When summer vegetables and fruits are out of season there are a lot of other fantastic vegetables and fruits to add to your salads such as roasted: beets, cauliflower, carrots, winter squash (cut in cubes first), celery root, potato, brussels sprouts, and broccoli. Crisp apples, European and Asian pears, grapefruits, and oranges (mandarin or blood oranges are extra wonderful), all work well together.
Some other great ingredients are nuts and seeds (walnuts, pine nuts, almonds, and pepitas), marinated or pickled summer vegetables, dried fruits (cranberries, sour cherries, and tomatoes), and baked tofu.
In my growing zone, late fall to early spring is the best time for growing any greens, especially tender greens. If your winters are too harsh for lettuces, try growing in a cold frame or indoors. But even if the more tender greens don’t happen in your zone until summer, experiment with the heartier greens as your salad base.
White Bean, Sun Dried Tomato, Kalamata, and Dandelion Salad
- 3 cups navy beans, cooked
- 1/2 cup Kalamata olives, sliced
- 1/2 cup sundried tomatoes, sliced
- 1/4 cup dandelion greens, julienned
- 1/4 cup flat-leaf parsley, minced
- 2 tsbp of your favorite vinaigrette
Mix all of the above ingredients together in a bowl and let it sit in the fridge (or covered on your counter) for about a half an hour. You can eat this just as it is or you can add this to a bed of greens (dress the greens with additional vinaigrette) and top it off with feta cheese as I’ve done in the picture above. I happened to have a hothouse cucumber in need of being used up so I decorated the edge of my salad with them.

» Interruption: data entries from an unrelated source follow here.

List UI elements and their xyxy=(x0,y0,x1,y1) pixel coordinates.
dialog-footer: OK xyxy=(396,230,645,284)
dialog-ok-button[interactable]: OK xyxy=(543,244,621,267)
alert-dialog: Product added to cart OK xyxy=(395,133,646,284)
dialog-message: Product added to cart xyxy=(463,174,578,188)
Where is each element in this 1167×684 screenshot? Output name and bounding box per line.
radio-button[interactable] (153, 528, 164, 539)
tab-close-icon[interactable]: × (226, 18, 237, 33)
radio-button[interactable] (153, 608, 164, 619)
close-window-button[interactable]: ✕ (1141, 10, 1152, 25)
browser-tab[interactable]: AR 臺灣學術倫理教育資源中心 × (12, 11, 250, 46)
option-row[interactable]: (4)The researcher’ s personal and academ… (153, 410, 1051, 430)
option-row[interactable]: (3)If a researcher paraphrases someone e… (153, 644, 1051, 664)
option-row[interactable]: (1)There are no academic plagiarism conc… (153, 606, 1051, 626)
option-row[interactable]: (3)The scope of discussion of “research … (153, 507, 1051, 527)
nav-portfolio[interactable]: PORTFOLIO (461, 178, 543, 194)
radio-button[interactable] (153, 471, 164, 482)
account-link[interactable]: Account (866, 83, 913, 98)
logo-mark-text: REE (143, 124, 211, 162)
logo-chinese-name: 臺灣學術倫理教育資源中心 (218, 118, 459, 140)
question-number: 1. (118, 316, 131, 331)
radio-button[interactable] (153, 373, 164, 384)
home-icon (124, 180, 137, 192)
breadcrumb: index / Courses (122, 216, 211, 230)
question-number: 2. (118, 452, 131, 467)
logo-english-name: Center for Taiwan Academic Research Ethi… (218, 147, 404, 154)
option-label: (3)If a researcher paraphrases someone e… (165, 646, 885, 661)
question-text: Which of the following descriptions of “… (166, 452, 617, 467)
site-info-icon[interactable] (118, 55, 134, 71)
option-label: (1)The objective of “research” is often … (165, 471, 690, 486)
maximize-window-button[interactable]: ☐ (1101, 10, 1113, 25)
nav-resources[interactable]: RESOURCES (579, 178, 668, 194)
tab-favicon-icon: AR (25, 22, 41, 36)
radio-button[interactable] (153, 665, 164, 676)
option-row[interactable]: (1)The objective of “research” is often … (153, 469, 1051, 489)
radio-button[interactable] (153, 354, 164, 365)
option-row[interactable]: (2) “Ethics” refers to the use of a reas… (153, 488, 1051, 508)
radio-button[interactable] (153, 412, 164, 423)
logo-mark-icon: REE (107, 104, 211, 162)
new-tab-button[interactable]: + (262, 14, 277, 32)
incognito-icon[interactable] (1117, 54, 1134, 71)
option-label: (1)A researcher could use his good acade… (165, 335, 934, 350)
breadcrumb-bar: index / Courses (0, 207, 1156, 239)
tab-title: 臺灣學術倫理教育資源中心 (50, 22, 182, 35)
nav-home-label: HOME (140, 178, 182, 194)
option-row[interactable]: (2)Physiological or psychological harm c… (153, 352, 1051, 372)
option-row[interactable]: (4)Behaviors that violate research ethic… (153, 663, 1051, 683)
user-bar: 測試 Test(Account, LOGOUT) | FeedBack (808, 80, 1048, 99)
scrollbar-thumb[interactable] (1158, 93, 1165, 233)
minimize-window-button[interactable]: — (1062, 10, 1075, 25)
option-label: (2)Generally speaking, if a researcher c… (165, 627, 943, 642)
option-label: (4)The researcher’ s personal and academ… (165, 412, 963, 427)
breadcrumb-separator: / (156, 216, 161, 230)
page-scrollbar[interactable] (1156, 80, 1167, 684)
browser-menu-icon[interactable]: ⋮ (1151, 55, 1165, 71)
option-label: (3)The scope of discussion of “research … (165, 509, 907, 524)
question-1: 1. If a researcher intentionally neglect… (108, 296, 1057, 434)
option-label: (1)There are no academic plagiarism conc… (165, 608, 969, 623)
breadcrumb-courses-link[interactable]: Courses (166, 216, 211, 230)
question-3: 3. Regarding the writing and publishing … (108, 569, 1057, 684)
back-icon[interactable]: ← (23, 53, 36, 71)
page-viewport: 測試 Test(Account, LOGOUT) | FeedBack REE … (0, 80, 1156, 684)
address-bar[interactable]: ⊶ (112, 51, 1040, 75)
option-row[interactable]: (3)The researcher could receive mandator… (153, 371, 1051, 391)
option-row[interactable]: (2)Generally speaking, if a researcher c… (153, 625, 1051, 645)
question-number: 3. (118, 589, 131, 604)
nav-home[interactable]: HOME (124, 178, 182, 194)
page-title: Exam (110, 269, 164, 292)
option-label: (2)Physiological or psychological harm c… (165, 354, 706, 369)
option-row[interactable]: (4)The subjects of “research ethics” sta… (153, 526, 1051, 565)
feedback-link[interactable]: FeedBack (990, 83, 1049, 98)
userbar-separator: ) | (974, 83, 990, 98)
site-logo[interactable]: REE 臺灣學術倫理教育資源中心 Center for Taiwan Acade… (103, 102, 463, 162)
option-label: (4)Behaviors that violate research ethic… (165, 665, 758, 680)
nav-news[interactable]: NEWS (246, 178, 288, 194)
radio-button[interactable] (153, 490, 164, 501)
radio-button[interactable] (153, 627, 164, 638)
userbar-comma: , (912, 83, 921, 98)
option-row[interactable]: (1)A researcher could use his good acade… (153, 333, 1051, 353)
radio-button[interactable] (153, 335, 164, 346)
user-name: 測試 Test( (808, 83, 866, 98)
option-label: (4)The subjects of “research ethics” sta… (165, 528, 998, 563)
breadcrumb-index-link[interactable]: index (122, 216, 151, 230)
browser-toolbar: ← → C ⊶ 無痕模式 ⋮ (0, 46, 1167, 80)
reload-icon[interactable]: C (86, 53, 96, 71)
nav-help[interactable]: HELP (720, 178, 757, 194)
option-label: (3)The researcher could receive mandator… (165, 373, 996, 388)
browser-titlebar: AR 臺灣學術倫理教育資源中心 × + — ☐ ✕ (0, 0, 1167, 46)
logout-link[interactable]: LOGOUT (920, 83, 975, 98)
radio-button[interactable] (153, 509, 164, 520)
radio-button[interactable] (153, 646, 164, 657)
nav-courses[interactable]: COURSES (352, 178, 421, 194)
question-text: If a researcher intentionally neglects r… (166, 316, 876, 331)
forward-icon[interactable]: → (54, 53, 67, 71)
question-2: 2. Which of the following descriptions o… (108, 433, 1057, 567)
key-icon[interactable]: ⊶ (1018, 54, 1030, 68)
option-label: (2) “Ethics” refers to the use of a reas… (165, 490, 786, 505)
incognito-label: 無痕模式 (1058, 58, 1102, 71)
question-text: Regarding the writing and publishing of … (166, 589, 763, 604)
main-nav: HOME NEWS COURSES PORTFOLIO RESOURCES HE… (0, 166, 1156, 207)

Dandelion leaves are packed with potassium, vitamins A, C, and B6, as well as iron and magnesium, making them powerhouses of nutrition after winter’s scarcity. Just please remember that if you’re living in a colder zone, dandelion flowers are the first real food of the year for many bees and pollinating species, while the leaves nourish wild rabbits and other mammal friends. If you gather wild dandelions for food, please do so sparingly in order to ensure that others have food too.